Я хочу обо всем этом подумать, но почти сразу засыпаю и сквозь сон слышу тяжелые капли, бьющие по отливу. Потом я вновь оказываюсь на улице, под тем самым одиноким фонарем из двора, только теперь он стоит посреди дороги, прямо на проезжей части, а я лежу под ним на асфальте, в луже. На мне нет одежды, поэтому крупные капли жалят кожу, оставляя маленькие черные синяки, пока та не грубеет — теперь я ничего не чувствую и вся наполняюсь светом от фонаря. Я — то дерево. Пытаюсь шевелить корнями, и они слушаются; там, под землей, просторно, и над землей, в ветвях — тоже свободно. Можно осмотреться, но есть ли у меня глаза? Я не знаю, как устроено тело дерева. Но я хочу посмотреть вокруг — и вижу. Это двор, старый двор по соседству, куда ударила молния 06.06.06. Она ударит и сейчас. Весь этот синий цвет пройдет по мне, сверху вниз, по коже — и выльется в подземное озеро. Я чувствую, как намагничивается воздух, как наливаются светом тучи. Затем будет вспышка и —

Наступает утро.

Я в палате одна, кровати заправлены. В окне над крышей противоположного дома горело солнце и светило прямо на меня. Я проспала завтрак. Кажется, мне говорили, что на него обязательно нужно идти. Может, у меня проблемы? Хотя нет: вот все вернулись, поздоровались, занялись своими делами, ничего не сказали по поводу нашего с Кристиной ухода. Соседка принесла мне яблоко. Сказала, сейчас будет обход.

Самый главный врач, интерн и еще две женщины. Они подходили ко всем по очереди и спрашивали: «Ну как, жалобы? А у вас? Нормально спали?» Все в таком духе. Подошли ко мне, и я ответила, что все в порядке. Самый главный врач попросил меня зайти к себе после обеда — если, конечно, он будет у себя. Если не будет, то нужно еще раз попробовать, через час. Еще сказал, что я могу собирать вещи, потому что обследование закончено. Намекнул, что ничего страшного нет — зря я сюда вообще пришла, надо было идти к Викиному терапевту.
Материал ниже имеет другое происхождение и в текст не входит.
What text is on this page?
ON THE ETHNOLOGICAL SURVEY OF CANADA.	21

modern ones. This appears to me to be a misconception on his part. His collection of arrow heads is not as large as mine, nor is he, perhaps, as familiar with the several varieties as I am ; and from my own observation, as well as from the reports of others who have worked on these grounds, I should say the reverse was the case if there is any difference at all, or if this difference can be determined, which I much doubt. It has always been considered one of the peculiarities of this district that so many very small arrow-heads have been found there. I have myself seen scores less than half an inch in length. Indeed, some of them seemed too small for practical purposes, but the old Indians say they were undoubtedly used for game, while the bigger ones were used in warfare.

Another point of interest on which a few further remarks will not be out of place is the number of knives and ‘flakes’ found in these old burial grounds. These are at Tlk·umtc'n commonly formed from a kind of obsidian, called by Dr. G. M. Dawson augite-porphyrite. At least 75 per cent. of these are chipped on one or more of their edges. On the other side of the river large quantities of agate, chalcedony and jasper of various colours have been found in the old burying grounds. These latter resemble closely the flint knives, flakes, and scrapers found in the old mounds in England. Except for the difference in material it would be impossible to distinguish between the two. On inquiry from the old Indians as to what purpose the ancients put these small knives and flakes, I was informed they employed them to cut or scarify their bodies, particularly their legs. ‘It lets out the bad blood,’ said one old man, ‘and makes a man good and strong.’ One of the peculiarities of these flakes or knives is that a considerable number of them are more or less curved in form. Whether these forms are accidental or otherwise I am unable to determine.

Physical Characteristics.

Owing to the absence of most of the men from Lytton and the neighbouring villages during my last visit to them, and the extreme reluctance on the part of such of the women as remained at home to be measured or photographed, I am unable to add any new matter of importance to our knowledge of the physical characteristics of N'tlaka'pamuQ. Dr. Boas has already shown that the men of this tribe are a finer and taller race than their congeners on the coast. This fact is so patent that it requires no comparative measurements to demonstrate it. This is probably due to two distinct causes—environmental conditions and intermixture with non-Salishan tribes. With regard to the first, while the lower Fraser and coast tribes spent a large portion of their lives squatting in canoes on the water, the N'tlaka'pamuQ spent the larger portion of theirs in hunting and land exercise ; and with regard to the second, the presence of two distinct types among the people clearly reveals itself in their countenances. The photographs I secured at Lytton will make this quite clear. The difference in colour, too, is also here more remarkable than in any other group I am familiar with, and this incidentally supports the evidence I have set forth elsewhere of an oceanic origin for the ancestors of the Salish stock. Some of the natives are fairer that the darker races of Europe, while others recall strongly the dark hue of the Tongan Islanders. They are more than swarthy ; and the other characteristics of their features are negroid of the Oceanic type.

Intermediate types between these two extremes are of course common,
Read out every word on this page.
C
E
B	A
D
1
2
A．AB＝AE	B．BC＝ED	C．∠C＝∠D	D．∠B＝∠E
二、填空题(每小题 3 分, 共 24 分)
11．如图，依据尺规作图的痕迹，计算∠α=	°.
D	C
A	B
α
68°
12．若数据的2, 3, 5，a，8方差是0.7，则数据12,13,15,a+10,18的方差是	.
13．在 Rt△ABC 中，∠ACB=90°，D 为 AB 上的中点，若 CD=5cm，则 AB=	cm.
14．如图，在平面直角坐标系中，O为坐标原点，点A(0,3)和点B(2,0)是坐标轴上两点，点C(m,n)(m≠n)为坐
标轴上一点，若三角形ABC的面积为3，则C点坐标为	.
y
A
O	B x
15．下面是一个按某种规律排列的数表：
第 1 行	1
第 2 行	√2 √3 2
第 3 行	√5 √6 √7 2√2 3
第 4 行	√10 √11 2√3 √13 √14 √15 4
Я ничем не болею. Я знаю, знаю. Ладно, зайду после обеда.

Поболтать в столовой с Кристиной не очень вышло. Она опять закрылась: молчала и без сил водила вилкой по пюре. Она не улыбнулась, когда меня увидела, а просто по-особенному посмотрела на меня, подразумевая приветствие. Думаю, наша ночная прогулка ей приснилась. Улыбающийся мужик ходил по коридору и улыбался. В кабинете заведующего отделением со мной попрощались и дали пару советов, что делать дальше.

По лестнице, коридорами и мимо рояля, к которому я так и не притронулась, я вышла через парадную дверь со спортивной сумкой в руках и отправилась домой. Я решила пройтись пешком по Благовещенскому мосту. Поэтому сначала вновь прогулялась по набережной, вдоль кораблей и памятной эмигрантской таблички. Вода выписывала свой день, камни читали город. Доброе солнце светило прямо мне в лицо, когда я сняла панаму с веревкой и шла по мосту. Я подумала: «Как на картине». На ней упали в воду и разбились.